Anger and defiance were the main emotions in the air on Friday night. Before the protest officially started, Davor Dragicevic walked out onto Banja Luka’s central avenue that passes the square and, with a core of protesters in tow, blocked the street.
He wouldn’t led traffic flow until busloads of protesters waiting outside the city were allowed to enter, he said. Earlier in the day, Republika Srpska police, some in armored personnel carriers, were dispatched to search any “suspicious” vehicles that might be bringing protesters to Banja Luka from other towns and cities in the near-autonomous entity. One group of protesters whose bus was stopped by police decided to walk into the city.
“This is a criminal state – the Interior Ministry, the prosecutor’s office, everyone.” said Davor Dragicevic to cheers as he finally took the stage. “They put themselves on the sides of the murderers.”
The fiery Dodik, who has said the only solution for Bosnia and Herzegovina is a “peaceful division” between its three peoples – Bosniaks (Muslim), Serbs (mainly Orthodox Christian) and Croats (Catholic) – can’t serve more than two terms as Republika Srpska president. He is currently seeking election as Serb president of Bosnia’s tripartite national presidency – a vestige of the 1995 Dayton Accords that ended the Bosnian War and still form the country’s foundations. Dodik’s current deputy, Zeljka Cvijanovic, is running to replace him as Republika Srpska president.
Dodik is hardly shy about his pro-Kremlin leanings. He has met with Russian President Vladimir Putin at least eight times – most recently last week in the Russian Black Sea resort of Sochi – and accused the West of having an anti-Russia agenda in Bosnia.
“I have not had a single unpleasant situation with the Russians. With others from the West, I always face an ultimatum,” Dodik told Bloomberg last year.
Bosnia’s system of government is among the most complicated in the world. There are five presidents to elect – three at the national level for Bosniaks, Serbs and Croats, respectively – and 14 prime ministers at the national, sub-national and local levels, alongside members of those assemblies.
The elections aren’t expected to produce any stunning upsets, though outside of races involving Dodik and Cvijanovic, there are a few other races to watch. For the Bosniak presidency, Sefik Dzaferovic (from the nationalist Party of Democratic Action (SDA), the party that dominates Bosniak politics), is expected to fend off a challenge from media mogul Fahrudin Radoncic and his Union for a Better Future (SBB).
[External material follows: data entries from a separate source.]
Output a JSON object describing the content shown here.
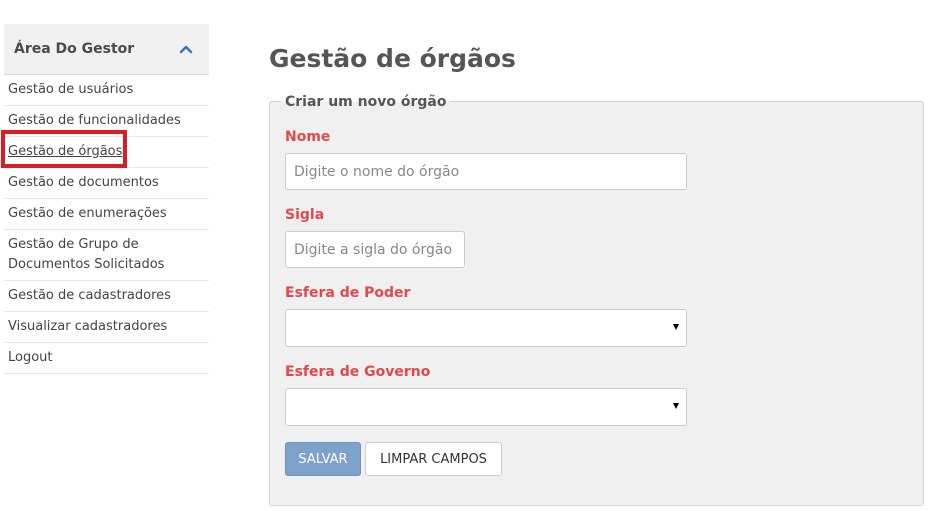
{
  "sidebar": {
    "title": "Área Do Gestor",
    "items": [
      {
        "label": "Gestão de usuários"
      },
      {
        "label": "Gestão de funcionalidades"
      },
      {
        "label": "Gestão de órgãos"
      },
      {
        "label": "Gestão de documentos"
      },
      {
        "label": "Gestão de enumerações"
      },
      {
        "label": "Gestão de Grupo de Documentos Solicitados"
      },
      {
        "label": "Gestão de cadastradores"
      },
      {
        "label": "Visualizar cadastradores"
      },
      {
        "label": "Logout"
      }
    ],
    "active_index": 2
  },
  "page": {
    "title": "Gestão de órgãos"
  },
  "form": {
    "legend": "Criar um novo órgão",
    "nome": {
      "label": "Nome",
      "value": "",
      "placeholder": "Digite o nome do órgão"
    },
    "sigla": {
      "label": "Sigla",
      "value": "",
      "placeholder": "Digite a sigla do órgão"
    },
    "esfera_poder": {
      "label": "Esfera de Poder",
      "selected": ""
    },
    "esfera_governo": {
      "label": "Esfera de Governo",
      "selected": ""
    },
    "save_label": "SALVAR",
    "clear_label": "LIMPAR CAMPOS"
  },
  "colors": {
    "accent_label": "#e2494c",
    "save_button": "#7ea2cb",
    "highlight": "#dd1b24",
    "chevron": "#3b6fc4"
  }
}
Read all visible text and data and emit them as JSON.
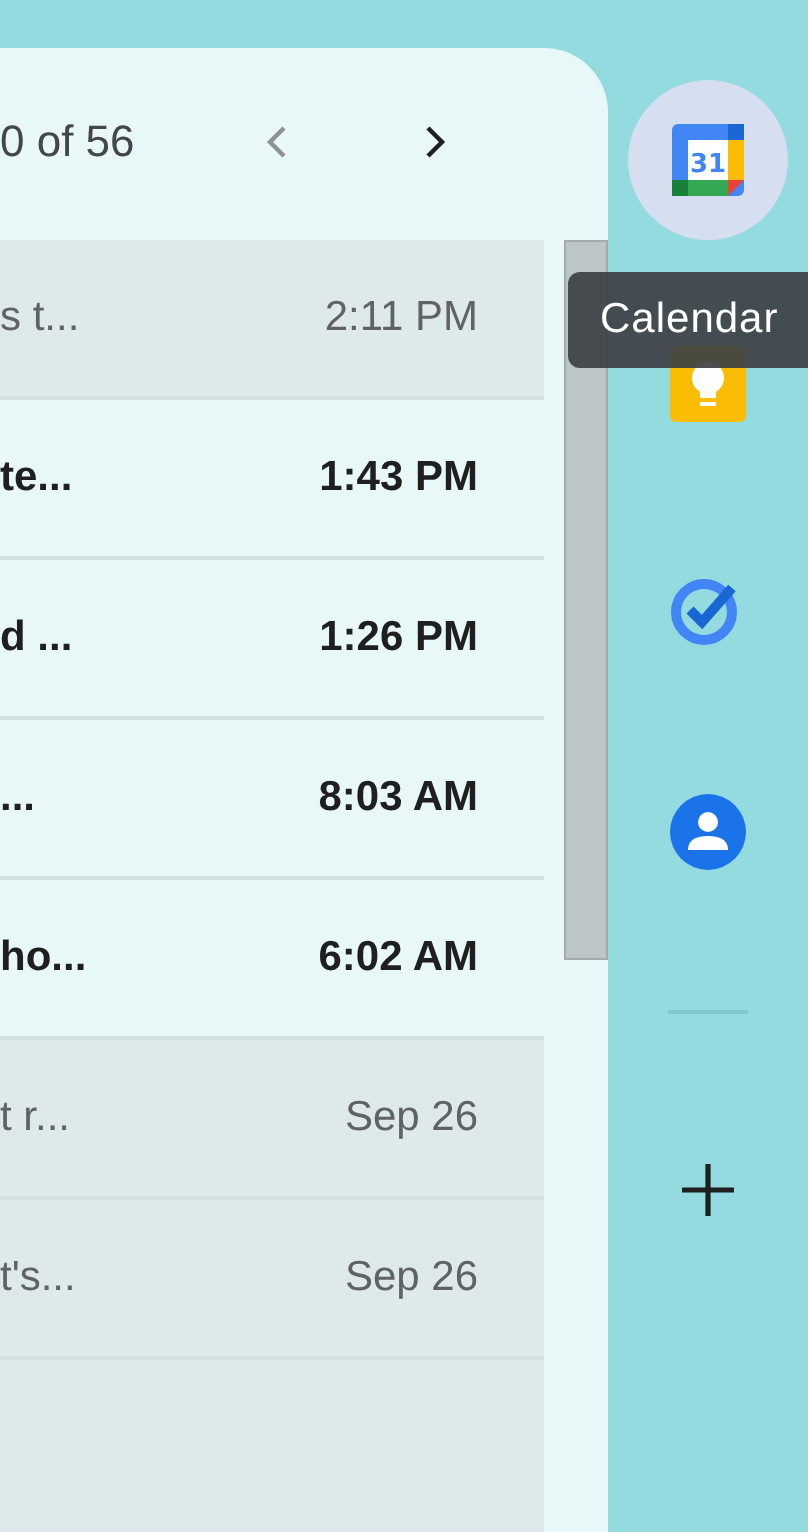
{
  "pagination": {
    "range": "0 of 56",
    "previous": {
      "disabled": true
    },
    "next": {
      "disabled": false
    }
  },
  "messages": [
    {
      "snippet": "s t...",
      "time": "2:11 PM",
      "unread": false
    },
    {
      "snippet": "te...",
      "time": "1:43 PM",
      "unread": true
    },
    {
      "snippet": "d ...",
      "time": "1:26 PM",
      "unread": true
    },
    {
      "snippet": "...",
      "time": "8:03 AM",
      "unread": true
    },
    {
      "snippet": "ho...",
      "time": "6:02 AM",
      "unread": true
    },
    {
      "snippet": "t r...",
      "time": "Sep 26",
      "unread": false
    },
    {
      "snippet": "t's...",
      "time": "Sep 26",
      "unread": false
    }
  ],
  "side_panel": {
    "apps": [
      {
        "kind": "calendar",
        "selected": true,
        "day": "31"
      },
      {
        "kind": "keep",
        "selected": false
      },
      {
        "kind": "tasks",
        "selected": false
      },
      {
        "kind": "contacts",
        "selected": false
      }
    ]
  },
  "tooltip": "Calendar"
}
For the Bosnian Croats, right-wing nationalist Dragan Covic – who it has been alleged used Bosniak slave labour for his factory during the 1990s war – is up against Zeljko Komsic, who is at the heart of nationalist Bosnian Croats’ complaints about the country’s electoral laws.
In the federation, both Bosniaks and Croats can vote for the Bosniak and Croat members of the presidency; in 2006, Komsic won the Croat presidency largely behind the support of Bosniaks, angering nationalist Bosnian Croat politicians.
Neither the fiery Dodik nor his deputy Cvijanovic seemed popular at Friday night’s protest, with jeers and boos ringing out at any mention of their names. Nearby campaign posters of theirs were vandalized, though a giant billboard of Dodik and Cvijanovic next to the square remained untouched.
“Milorad laughed in my face,” Davor Dragicevic told the crowd, speaking about when he met the president in person. “Milorad Dodik is the biggest criminal in this nation.”
David Dragičevi’s mother, Suzana, echoed her husband’s comments. “Milorad sees how many of us there are – 40,000. How many are in your tent, [Dodik]? Where is little Zeljka?” she asked.
But the protesters dispersed after a few hours and the evening ended quietly. Some stayed to light candles at the memorial to David Dragicevic that has been on the square since March, stopping for selfies with David’s father. Others walked home along the main avenue, now reopened to traffic, as the smell of popcorn filled the air.
Despite the size of the crowd and the anger on display at Friday’s protest, local commentators told Haaretz that most people don’t think it will be able to topple Dodik from his position as undisputed leader of Bosnia’s more than 1 million Serbs.
“The rally, unfortunately, will not have any substantial impact on the final results of the elections on any level,” said Dragan Bursac, a Banja Luka-based columnist and political commentator.
The tens of thousands on the square, he said, is a “minor, minor number” compared to the hundreds of thousands of Dodik supporters – many of whom are on the entity government’s payroll and are expected to vote for Dodik and friends.
(Update, 10.08.2017: As expected, Dodik secured his spot as the new Serb president of the country's tripartite presidency on Monday, while his deputy, Cvijanovic, was expected to become Republika Srpska president as that count continued.)
Ivana Maric, a Sarajevo-based political analyst, conceded that Dodik is in a “difficult situation” and has seen his support hurt by the protests. However, she doesn’t think his well-oiled, well-funded election machine will be defeated.
It’s also a machine that, as Bursac says, has made use of its control of the media to peddle a particular narrative to the public: That the protests are being financed by Soros, who has also become a figure of hate among the right in countries such as Hungary and Israel. President Donald Trump made a simmilar claim on Friday, saying Soros was involved in making signs featured in protests against the Supreme Court nomination of Brett Kavanaugh.
“Nobody was really surprised when the regime called these protesters “soroevski” (“Sorosites”), said Bursac. “But you’d be surprised how many people actually bought into it and believed the propaganda by the regime.”
The Dodik-friendly media has been “pumping the public” with Soros-based conspiracy theories for a long time, added Bursac, who feels that, faced with few media alternatives, many Dodik voters have bought them.
Still, as the protesters faded into the night, a powerful signal had nonetheless been sent to Dodik and friends.
For one, the protest crossed Bosnia’s ethnic lines – no easy feat in a country where ethnic nationalist parties from all sides have a virtual stranglehold on politics and political debate. A Bosniak man, Dzenan Memic, was found dead in Sarajevo in similar circumstances in February 2016. “Justice for David” protesters in Banja Luka have held moments of silence for Memic and also backed his family’s quest for justice.
And as the protesters literally took over the streets in defiance of the authorities – including a request from the Interior Ministry to not hold the protest at all – there seemed to be little concern about repercussions from the entity’s notorious police forces, who have been accused by human rights organization the Council of Europe of abuse and torture, including even mock executions.
“People have realized for the first time they don’t have to be afraid of the police,” one Banja Luka-based journalist, speaking off-the-record, told Haaretz.